Nachdem es seit Mitte Dezember ununterbrochen turbulent und auch die vermeintlich Stille Nacht (wie auch die Tage um sie herum) nicht allzu ruhig war, fand ich, mir ein paar Tage der Einsamkeit und des Nichtstuns verdient zu haben.

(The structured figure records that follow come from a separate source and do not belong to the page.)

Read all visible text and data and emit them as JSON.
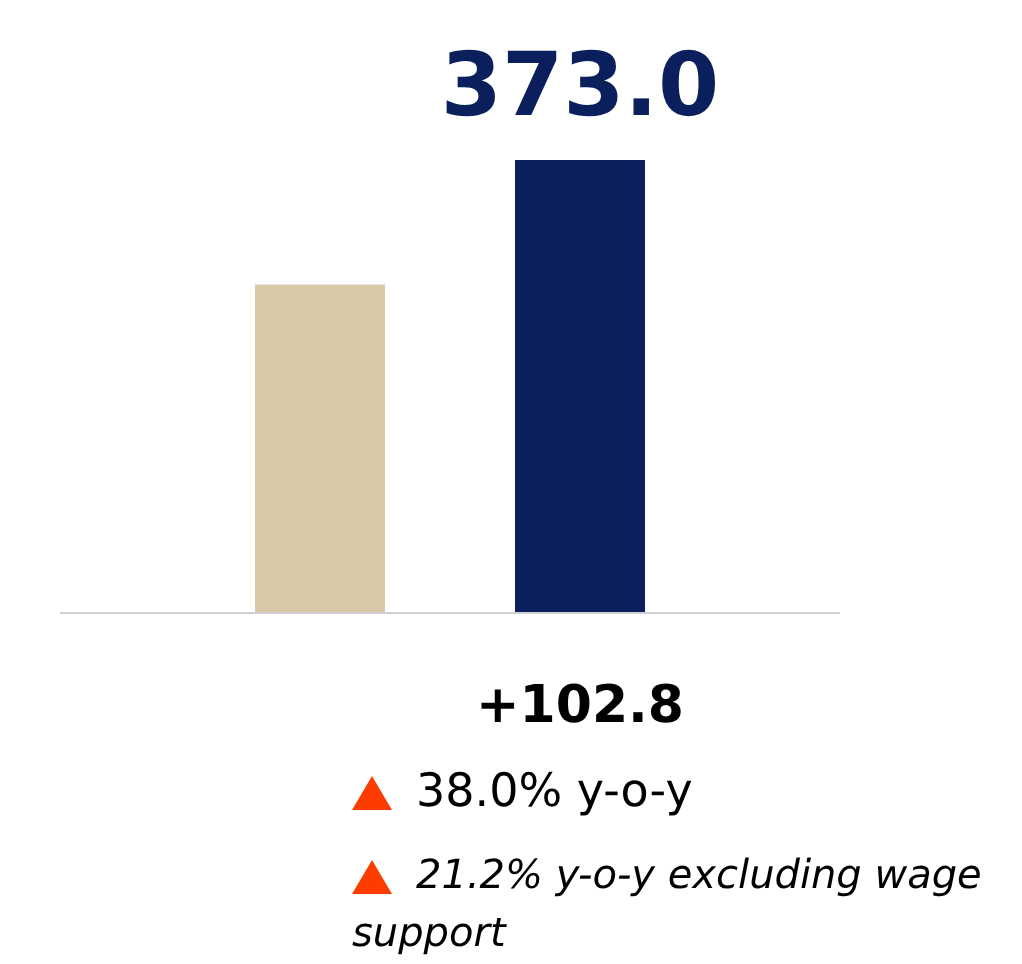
{
  "chart_data": {
    "type": "bar",
    "categories": [
      null,
      null
    ],
    "values": [
      270.2,
      373.0
    ],
    "colors": [
      "#d9c9a9",
      "#0a1f5c"
    ],
    "value_labels": [
      null,
      "373.0"
    ],
    "annotations": [
      "+102.8",
      "38.0% y-o-y",
      "21.2% y-o-y excluding wage support"
    ]
  }
}
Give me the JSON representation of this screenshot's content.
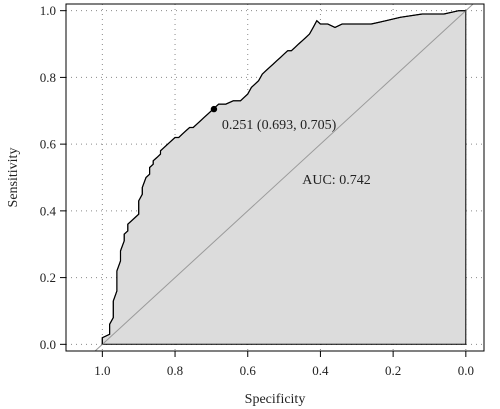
{
  "chart_data": {
    "type": "line",
    "title": "",
    "xlabel": "Specificity",
    "ylabel": "Sensitivity",
    "x_reversed": true,
    "xlim": [
      1.1,
      -0.05
    ],
    "ylim": [
      -0.02,
      1.02
    ],
    "x_ticks": [
      1.0,
      0.8,
      0.6,
      0.4,
      0.2,
      0.0
    ],
    "x_tick_labels": [
      "1.0",
      "0.8",
      "0.6",
      "0.4",
      "0.2",
      "0.0"
    ],
    "y_ticks": [
      0.0,
      0.2,
      0.4,
      0.6,
      0.8,
      1.0
    ],
    "y_tick_labels": [
      "0.0",
      "0.2",
      "0.4",
      "0.6",
      "0.8",
      "1.0"
    ],
    "grid": "dotted",
    "area_fill": "#dcdcdc",
    "curve_color": "#000000",
    "diagonal_color": "#9a9a9a",
    "series": [
      {
        "specificity": [
          1.0,
          1.0,
          0.98,
          0.98,
          0.97,
          0.97,
          0.96,
          0.96,
          0.95,
          0.95,
          0.94,
          0.94,
          0.93,
          0.93,
          0.92,
          0.91,
          0.9,
          0.9,
          0.89,
          0.89,
          0.88,
          0.87,
          0.87,
          0.86,
          0.86,
          0.85,
          0.84,
          0.84,
          0.82,
          0.81,
          0.8,
          0.79,
          0.78,
          0.77,
          0.76,
          0.75,
          0.74,
          0.73,
          0.72,
          0.71,
          0.7,
          0.69,
          0.69,
          0.68,
          0.66,
          0.64,
          0.62,
          0.61,
          0.6,
          0.59,
          0.58,
          0.57,
          0.56,
          0.55,
          0.54,
          0.53,
          0.52,
          0.51,
          0.5,
          0.49,
          0.48,
          0.47,
          0.46,
          0.45,
          0.44,
          0.43,
          0.42,
          0.41,
          0.4,
          0.38,
          0.36,
          0.34,
          0.3,
          0.26,
          0.22,
          0.18,
          0.12,
          0.06,
          0.02,
          0.0
        ],
        "sensitivity": [
          0.0,
          0.02,
          0.03,
          0.06,
          0.08,
          0.13,
          0.16,
          0.22,
          0.25,
          0.28,
          0.31,
          0.33,
          0.34,
          0.36,
          0.37,
          0.38,
          0.39,
          0.43,
          0.45,
          0.47,
          0.5,
          0.51,
          0.53,
          0.54,
          0.55,
          0.56,
          0.57,
          0.58,
          0.6,
          0.61,
          0.62,
          0.62,
          0.63,
          0.64,
          0.65,
          0.65,
          0.66,
          0.67,
          0.68,
          0.69,
          0.7,
          0.705,
          0.71,
          0.72,
          0.72,
          0.73,
          0.73,
          0.74,
          0.75,
          0.77,
          0.78,
          0.79,
          0.81,
          0.82,
          0.83,
          0.84,
          0.85,
          0.86,
          0.87,
          0.88,
          0.88,
          0.89,
          0.9,
          0.91,
          0.92,
          0.93,
          0.95,
          0.97,
          0.96,
          0.96,
          0.95,
          0.96,
          0.96,
          0.96,
          0.97,
          0.98,
          0.99,
          0.99,
          1.0,
          1.0
        ]
      }
    ],
    "highlight_point": {
      "specificity": 0.693,
      "sensitivity": 0.705,
      "label": "0.251 (0.693, 0.705)"
    },
    "annotation": {
      "text": "AUC: 0.742",
      "specificity": 0.45,
      "sensitivity": 0.48
    }
  }
}
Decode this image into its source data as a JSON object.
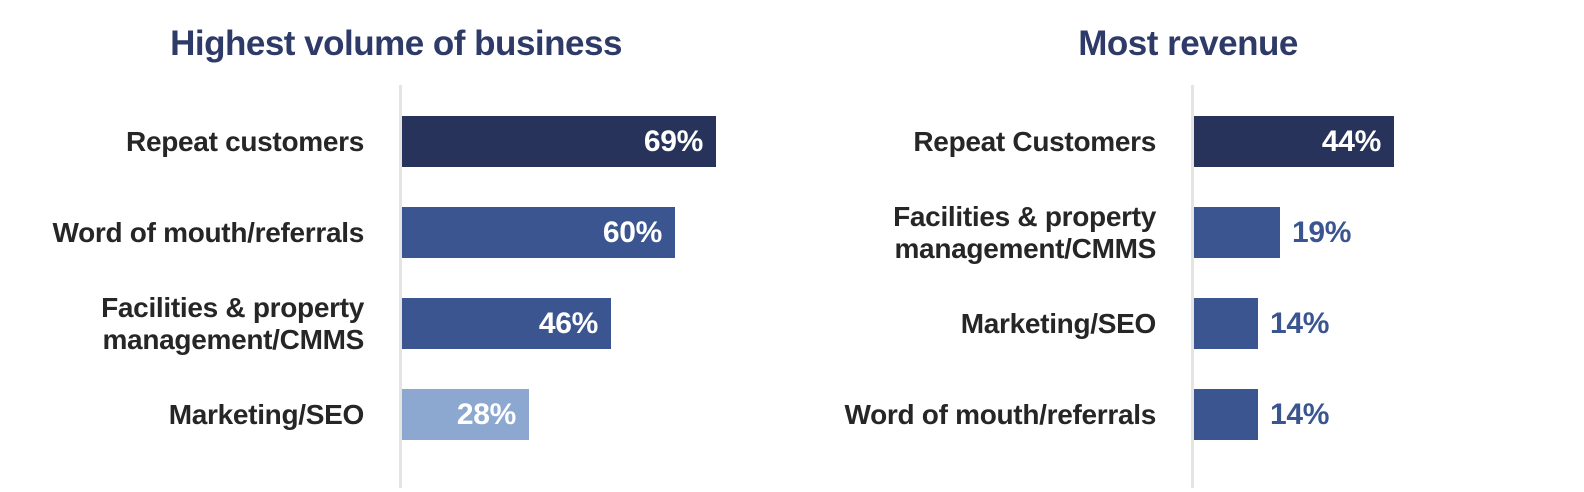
{
  "style": {
    "title_color": "#2E3A67",
    "category_label_color": "#262626",
    "value_inside_color": "#FFFFFF",
    "value_outside_color": "#3A5590",
    "axis_line_color": "#E4E4E2",
    "background": "#FFFFFF"
  },
  "chart_data": [
    {
      "type": "bar",
      "orientation": "horizontal",
      "title": "Highest volume of business",
      "categories": [
        "Repeat customers",
        "Word of mouth/referrals",
        "Facilities & property management/CMMS",
        "Marketing/SEO"
      ],
      "values": [
        69,
        60,
        46,
        28
      ],
      "value_labels": [
        "69%",
        "60%",
        "46%",
        "28%"
      ],
      "bar_colors": [
        "#27335A",
        "#3A5590",
        "#3A5590",
        "#8CA7D0"
      ],
      "value_label_positions": [
        "inside",
        "inside",
        "inside",
        "inside"
      ],
      "xlim": [
        0,
        100
      ],
      "grid": false,
      "legend": false,
      "axis_line": "left-vertical"
    },
    {
      "type": "bar",
      "orientation": "horizontal",
      "title": "Most revenue",
      "categories": [
        "Repeat Customers",
        "Facilities & property management/CMMS",
        "Marketing/SEO",
        "Word of mouth/referrals"
      ],
      "values": [
        44,
        19,
        14,
        14
      ],
      "value_labels": [
        "44%",
        "19%",
        "14%",
        "14%"
      ],
      "bar_colors": [
        "#27335A",
        "#3A5590",
        "#3A5590",
        "#3A5590"
      ],
      "value_label_positions": [
        "inside",
        "outside",
        "outside",
        "outside"
      ],
      "xlim": [
        0,
        100
      ],
      "grid": false,
      "legend": false,
      "axis_line": "left-vertical"
    }
  ]
}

Doch die göttliche Fügung, das Schweinesystem oder was auch immer schien es ein wenig anders zu sehen. Zunächst hielt mich Arbeit von der Ruhe ab. Ich wurde bis Donnerstagabend bei Weitem nicht fertig und musste diverse Aufgaben mitnehmen. Gestern um Mitternacht war ich endlich soweit, das Werk einigermaßen vollbracht. Ich feierte es mit einem Glas Rosé. Glühwein wäre eigentlich angezeigter gewesen, denn seit ich hier im vermeintlichen Süden bin, gibt sich das Wetter Mühe, sich auf das norddeutsche Niveau herabzubegeben. Es sieht so aus, als hätte ich die Sonnencreme umsonst mitgenommen. Ich weiß, auch hier ist Januar, vielmehr Enero, doch mit Höchsttemperaturen von 12°-13° - immerhin über Null - habe ich nicht gerechnet. Ebenso nicht mit einem beständigen Tief, das mich wohl die gesamte Woche begleiten wird.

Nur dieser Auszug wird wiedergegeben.